On The Road

The book that's taught generations how to live as honestly, passionately and freely as they can is finally a movie.
Madeleine Watts
Published on September 26, 2012

Overview

It was always going to be a challenge adapting On the Road, a book which is so intensely loved, has been so integral to the minds of so many people for so many years, and written in a language which burns and pulses and pierces the heart like stone cutting glass. We've been waiting years for it, and now the film version of Jack Kerouac's novel, starring Sam Riley and Garrett Hedlund as Sal Paradise and Dean Moriarty respectively, criss-crossing the country and trying to live as honestly and as passionately and as freely as they can, is finally upon us. And we can say that it's good. Very good.

On the Road is the seminal novel of the Beat Generation, a semi-autobiographical account of Kerouac's time hoofing it across the country in the late 1940s and infamously written over three Benzedrine-fuelled weeks on a 120-foot roll of teletype paper. Francis Ford Coppola bought the rights to the novel in 1979 and has been tinkering about with it to no avail until signing up Walter Salles and Jose Rivera, the pair who directed and scripted The Motorcycle Diaries. The influence of that film haunts On the Road, and just as The Motorcycle Diaries captures the stark beauty of South America, On the Road shows every corner of the United States in its most exquisite detail.

The performances from nearly all the actors are outstanding, particularly Riley and Tom Sturridge (as the lovelorn Carlo Marx), with Hedund's turn as Dean Moriarty the big, beating heart of the film.
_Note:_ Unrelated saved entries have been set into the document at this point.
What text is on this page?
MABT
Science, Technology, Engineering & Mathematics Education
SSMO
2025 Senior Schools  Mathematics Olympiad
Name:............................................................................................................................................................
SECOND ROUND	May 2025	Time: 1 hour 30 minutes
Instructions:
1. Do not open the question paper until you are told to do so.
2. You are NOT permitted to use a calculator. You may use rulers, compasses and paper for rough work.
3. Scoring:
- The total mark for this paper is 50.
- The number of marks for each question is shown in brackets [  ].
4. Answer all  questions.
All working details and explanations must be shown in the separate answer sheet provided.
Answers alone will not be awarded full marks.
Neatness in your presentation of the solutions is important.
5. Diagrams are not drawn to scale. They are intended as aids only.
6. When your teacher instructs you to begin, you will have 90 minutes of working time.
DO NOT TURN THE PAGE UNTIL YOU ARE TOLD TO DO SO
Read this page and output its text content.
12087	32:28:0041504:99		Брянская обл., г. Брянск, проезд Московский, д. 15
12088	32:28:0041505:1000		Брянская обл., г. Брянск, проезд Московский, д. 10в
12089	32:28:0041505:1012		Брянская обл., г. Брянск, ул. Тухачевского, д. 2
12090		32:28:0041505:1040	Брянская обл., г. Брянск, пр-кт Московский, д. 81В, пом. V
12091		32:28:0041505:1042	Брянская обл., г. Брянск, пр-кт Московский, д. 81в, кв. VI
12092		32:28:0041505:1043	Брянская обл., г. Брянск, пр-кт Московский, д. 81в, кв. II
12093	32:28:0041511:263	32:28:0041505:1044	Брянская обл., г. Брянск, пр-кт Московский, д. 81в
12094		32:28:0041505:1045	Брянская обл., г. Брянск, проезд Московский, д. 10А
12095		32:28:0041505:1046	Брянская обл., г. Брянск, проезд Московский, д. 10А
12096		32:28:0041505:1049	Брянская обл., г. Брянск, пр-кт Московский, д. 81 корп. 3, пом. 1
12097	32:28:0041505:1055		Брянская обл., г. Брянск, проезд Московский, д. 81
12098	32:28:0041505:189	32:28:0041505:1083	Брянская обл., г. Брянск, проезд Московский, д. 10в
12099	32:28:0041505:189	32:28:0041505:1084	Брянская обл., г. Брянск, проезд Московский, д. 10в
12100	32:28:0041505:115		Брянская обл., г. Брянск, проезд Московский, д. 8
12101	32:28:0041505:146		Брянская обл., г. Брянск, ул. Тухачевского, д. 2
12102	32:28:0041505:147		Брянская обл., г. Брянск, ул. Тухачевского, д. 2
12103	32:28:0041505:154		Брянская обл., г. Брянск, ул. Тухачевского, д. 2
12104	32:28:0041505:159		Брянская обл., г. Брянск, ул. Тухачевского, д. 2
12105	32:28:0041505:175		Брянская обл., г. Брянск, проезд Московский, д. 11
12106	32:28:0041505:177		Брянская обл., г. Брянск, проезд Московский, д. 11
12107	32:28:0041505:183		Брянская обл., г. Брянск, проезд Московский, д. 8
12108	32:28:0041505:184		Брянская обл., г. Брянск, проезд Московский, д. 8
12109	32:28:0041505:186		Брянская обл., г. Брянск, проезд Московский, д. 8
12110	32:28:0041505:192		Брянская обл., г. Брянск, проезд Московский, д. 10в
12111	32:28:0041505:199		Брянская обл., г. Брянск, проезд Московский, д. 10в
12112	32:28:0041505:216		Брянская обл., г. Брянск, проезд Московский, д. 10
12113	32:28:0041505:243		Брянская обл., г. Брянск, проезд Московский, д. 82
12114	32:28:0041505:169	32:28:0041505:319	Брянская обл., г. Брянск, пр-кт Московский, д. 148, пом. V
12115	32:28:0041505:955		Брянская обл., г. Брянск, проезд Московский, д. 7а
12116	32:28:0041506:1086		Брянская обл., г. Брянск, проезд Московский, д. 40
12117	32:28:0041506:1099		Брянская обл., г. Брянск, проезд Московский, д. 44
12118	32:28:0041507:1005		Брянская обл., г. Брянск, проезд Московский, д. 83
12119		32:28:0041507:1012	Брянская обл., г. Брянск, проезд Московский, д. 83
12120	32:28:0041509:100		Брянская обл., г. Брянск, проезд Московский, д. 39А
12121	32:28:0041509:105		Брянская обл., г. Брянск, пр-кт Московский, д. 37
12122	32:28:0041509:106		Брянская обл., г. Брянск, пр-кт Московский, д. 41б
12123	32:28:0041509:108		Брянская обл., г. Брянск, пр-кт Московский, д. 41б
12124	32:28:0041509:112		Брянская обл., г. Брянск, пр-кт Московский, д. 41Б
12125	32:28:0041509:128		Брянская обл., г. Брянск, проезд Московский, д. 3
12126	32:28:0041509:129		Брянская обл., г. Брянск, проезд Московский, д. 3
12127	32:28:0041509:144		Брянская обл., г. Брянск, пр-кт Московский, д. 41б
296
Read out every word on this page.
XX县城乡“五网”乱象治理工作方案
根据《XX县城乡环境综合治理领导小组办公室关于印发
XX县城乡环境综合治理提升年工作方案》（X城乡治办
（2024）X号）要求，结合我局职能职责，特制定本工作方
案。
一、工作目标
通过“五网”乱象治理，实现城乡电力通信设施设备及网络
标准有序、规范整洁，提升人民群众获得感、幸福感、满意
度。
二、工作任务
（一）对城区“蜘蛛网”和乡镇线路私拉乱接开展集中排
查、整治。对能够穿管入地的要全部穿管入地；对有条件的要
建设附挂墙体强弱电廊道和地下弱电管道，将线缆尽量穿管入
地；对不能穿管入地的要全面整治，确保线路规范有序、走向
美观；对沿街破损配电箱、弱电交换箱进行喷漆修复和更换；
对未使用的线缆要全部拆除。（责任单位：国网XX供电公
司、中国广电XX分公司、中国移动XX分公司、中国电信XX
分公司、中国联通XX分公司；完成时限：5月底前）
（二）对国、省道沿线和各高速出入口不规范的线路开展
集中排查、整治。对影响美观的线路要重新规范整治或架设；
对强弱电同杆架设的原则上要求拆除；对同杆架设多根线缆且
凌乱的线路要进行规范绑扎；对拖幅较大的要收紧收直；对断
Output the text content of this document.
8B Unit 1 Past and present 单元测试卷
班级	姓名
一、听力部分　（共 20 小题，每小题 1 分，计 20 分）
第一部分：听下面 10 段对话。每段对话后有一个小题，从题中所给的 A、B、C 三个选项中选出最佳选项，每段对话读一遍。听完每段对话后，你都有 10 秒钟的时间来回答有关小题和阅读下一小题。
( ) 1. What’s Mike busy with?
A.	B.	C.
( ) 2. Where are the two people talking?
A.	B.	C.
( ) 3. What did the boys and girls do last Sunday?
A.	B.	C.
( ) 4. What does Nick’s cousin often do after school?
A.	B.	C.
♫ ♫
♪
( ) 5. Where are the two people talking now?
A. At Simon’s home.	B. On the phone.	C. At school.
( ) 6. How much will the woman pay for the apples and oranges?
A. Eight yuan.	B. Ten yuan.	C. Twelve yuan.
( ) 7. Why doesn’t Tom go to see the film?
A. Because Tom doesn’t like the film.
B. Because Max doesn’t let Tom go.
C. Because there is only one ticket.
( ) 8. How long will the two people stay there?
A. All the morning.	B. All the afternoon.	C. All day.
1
He also, as it happens, is on screen naked on a number of occasions, as are Kristen Stewart's boobs, if you're into that. Viggo Mortensen also provides some of the best lines as Old Bull Lee, a thinly veiled William S. Burroughs — Lorraine is a good name for a bat, don't you know.

What will bother some is that the exuberance of the Beats in the novel, "the ones who are mad to live, mad to talk and mad to be saved," dissipates in Salles' slower-paced, golden-toned approach. The best bet, as with all film adaptations, is not to get too caught up in the accuracy of the interpretation, and simply appreciate it for what it is.